4. What is the role of forest governance?
A PES approach to REDD requires effective and equitable governance frameworks and systems, such as clarity of land rights and functioning monitoring to enable the enforcement of conditionality and quid pro quo payments. However, in many areas where deforestation and degradation are at their highest, governance is weak and is an underlying cause of deforestation and forest degradation. Importantly, governance can vary considerably across a single country (e.g., Brazil).
5. How will reductions in forest emissions be measured?
Cost-effective tools and methodologies to measure carbon stocks are essential in establishing permanent and additional reductions in deforestation and forest degradation. There are sound reasons to believe that the remaining technical challenges are likely to be overcome in the near future. While remote sensing plays an important role for deforestation monitoring, ground-based measurements are needed for validation and assessments of degradation.
Establishing baselines or ‘reference levels’ is both a technical and a political issue.
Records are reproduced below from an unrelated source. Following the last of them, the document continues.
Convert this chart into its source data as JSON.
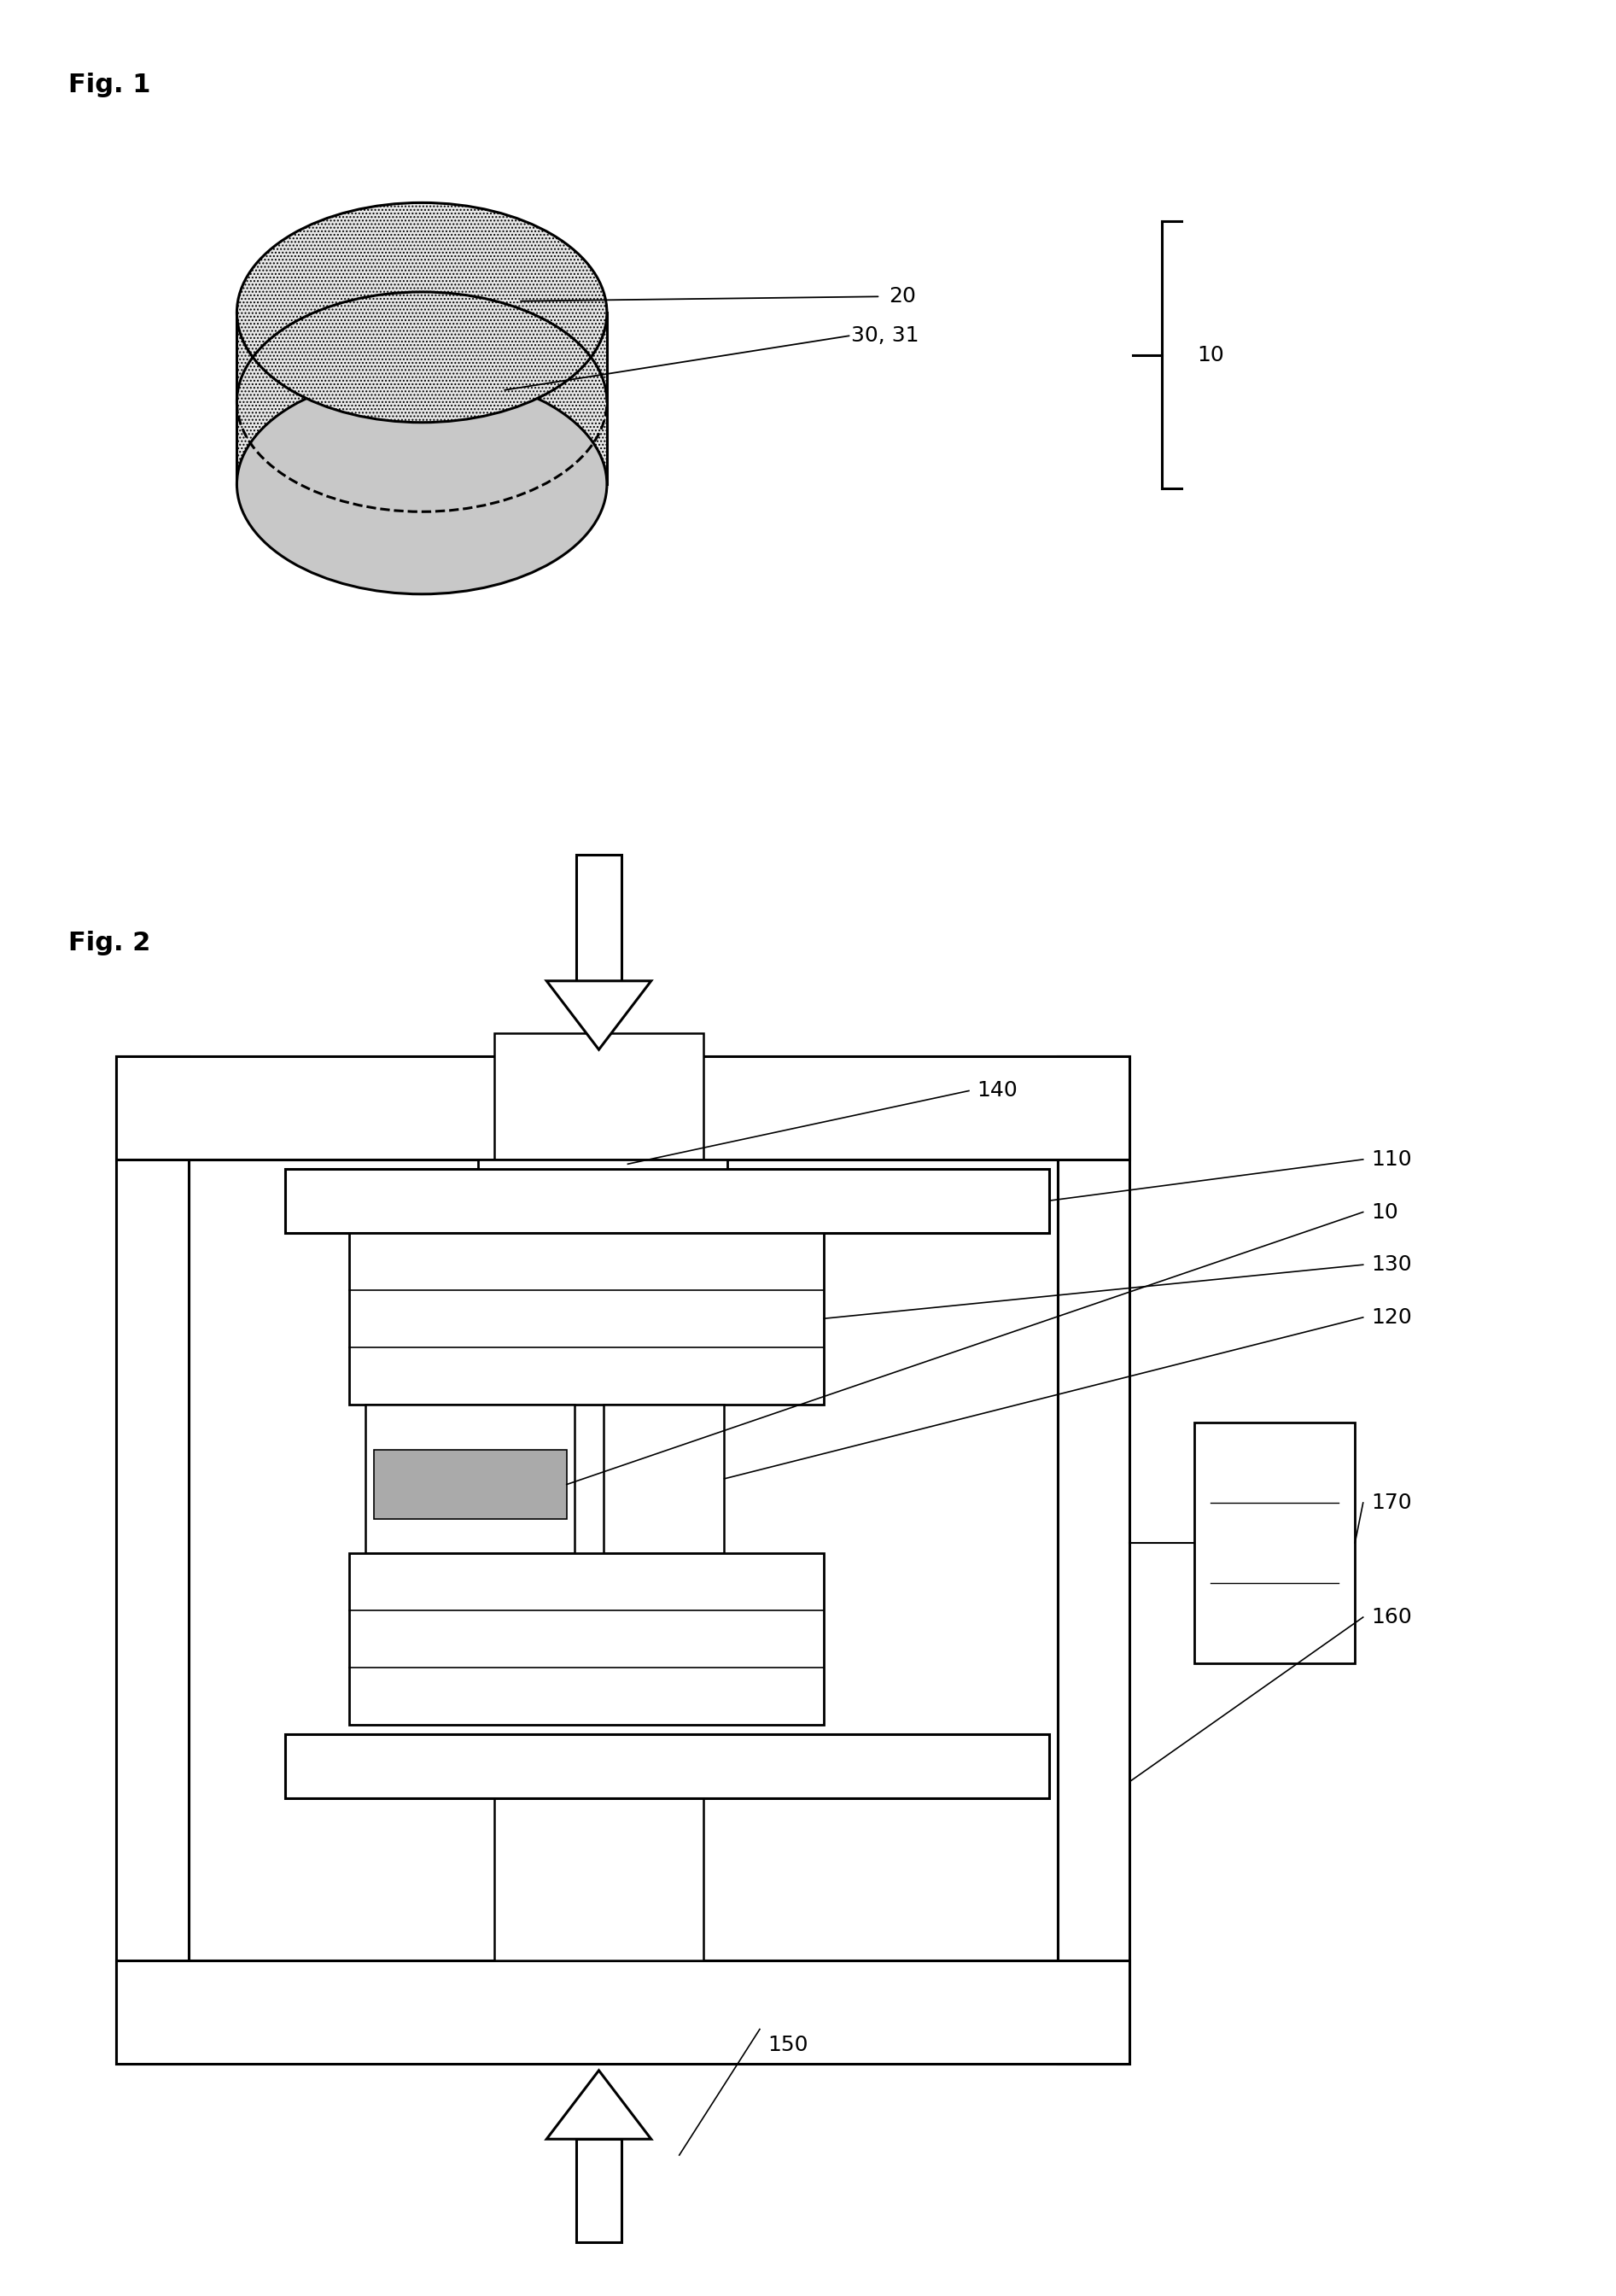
{
  "fig1_label": "Fig. 1",
  "fig2_label": "Fig. 2",
  "background_color": "#ffffff",
  "label_fontsize": 22,
  "ref_fontsize": 18,
  "line_color": "#000000"
}
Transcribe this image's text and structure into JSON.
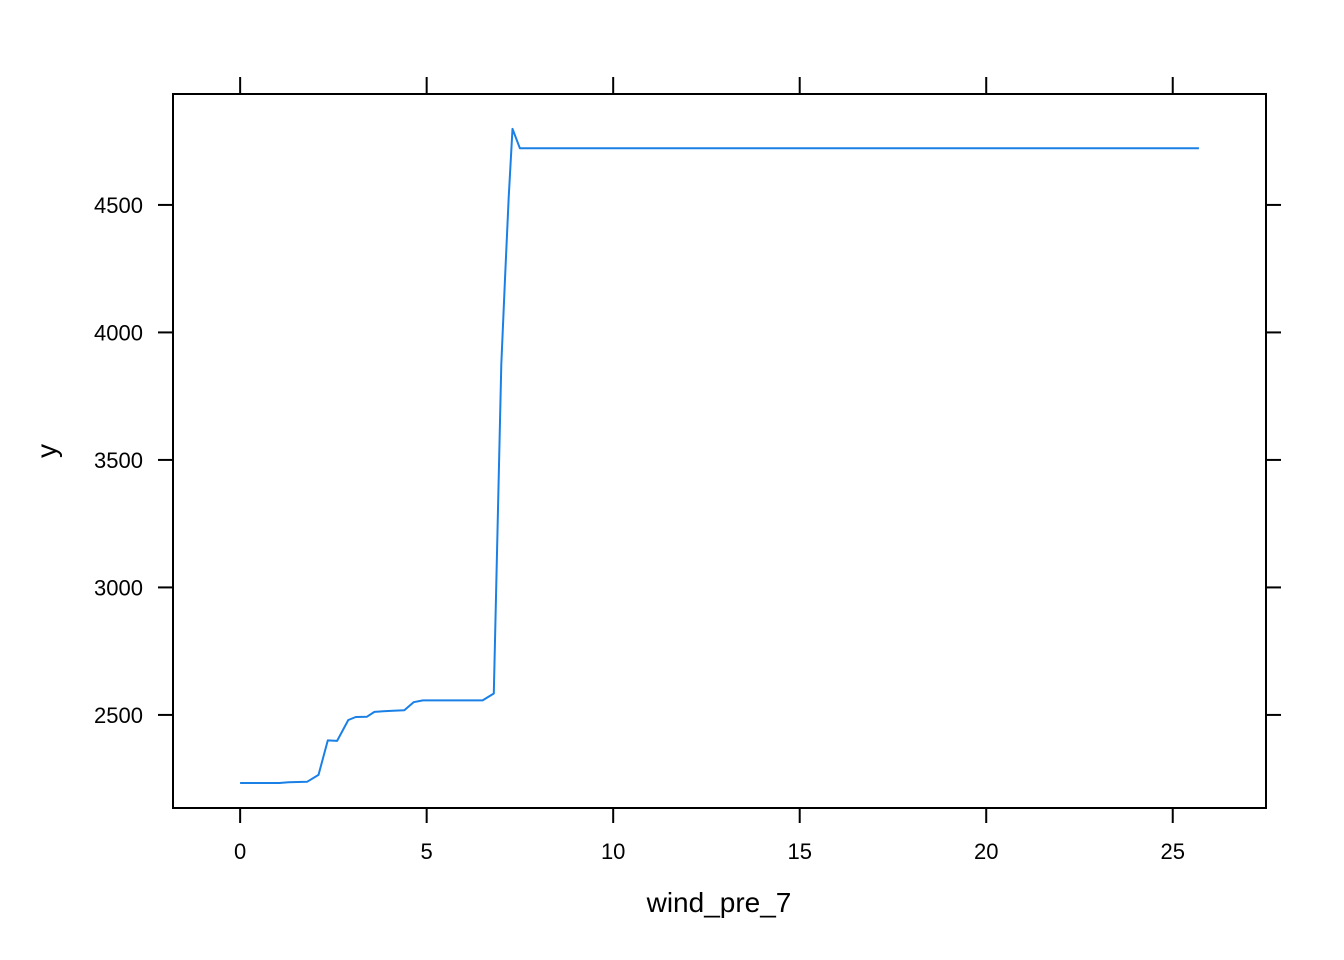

The major political challenges refer to the decision on the time period or time point to be used in estimating reference levels and for the establishment of crediting lines. Transparent baseline rules are needed. The more universal the rules the more transaction costs can be reduced. Our review of PES case studies revealed that baseline studies were mostly cursory or even completely absent. While the use of such ‘implicit baselines’ (where a continuation of the ‘business as usual’ scenario is assumed) may work in the context of PES, this is very unlikely to work for REDD.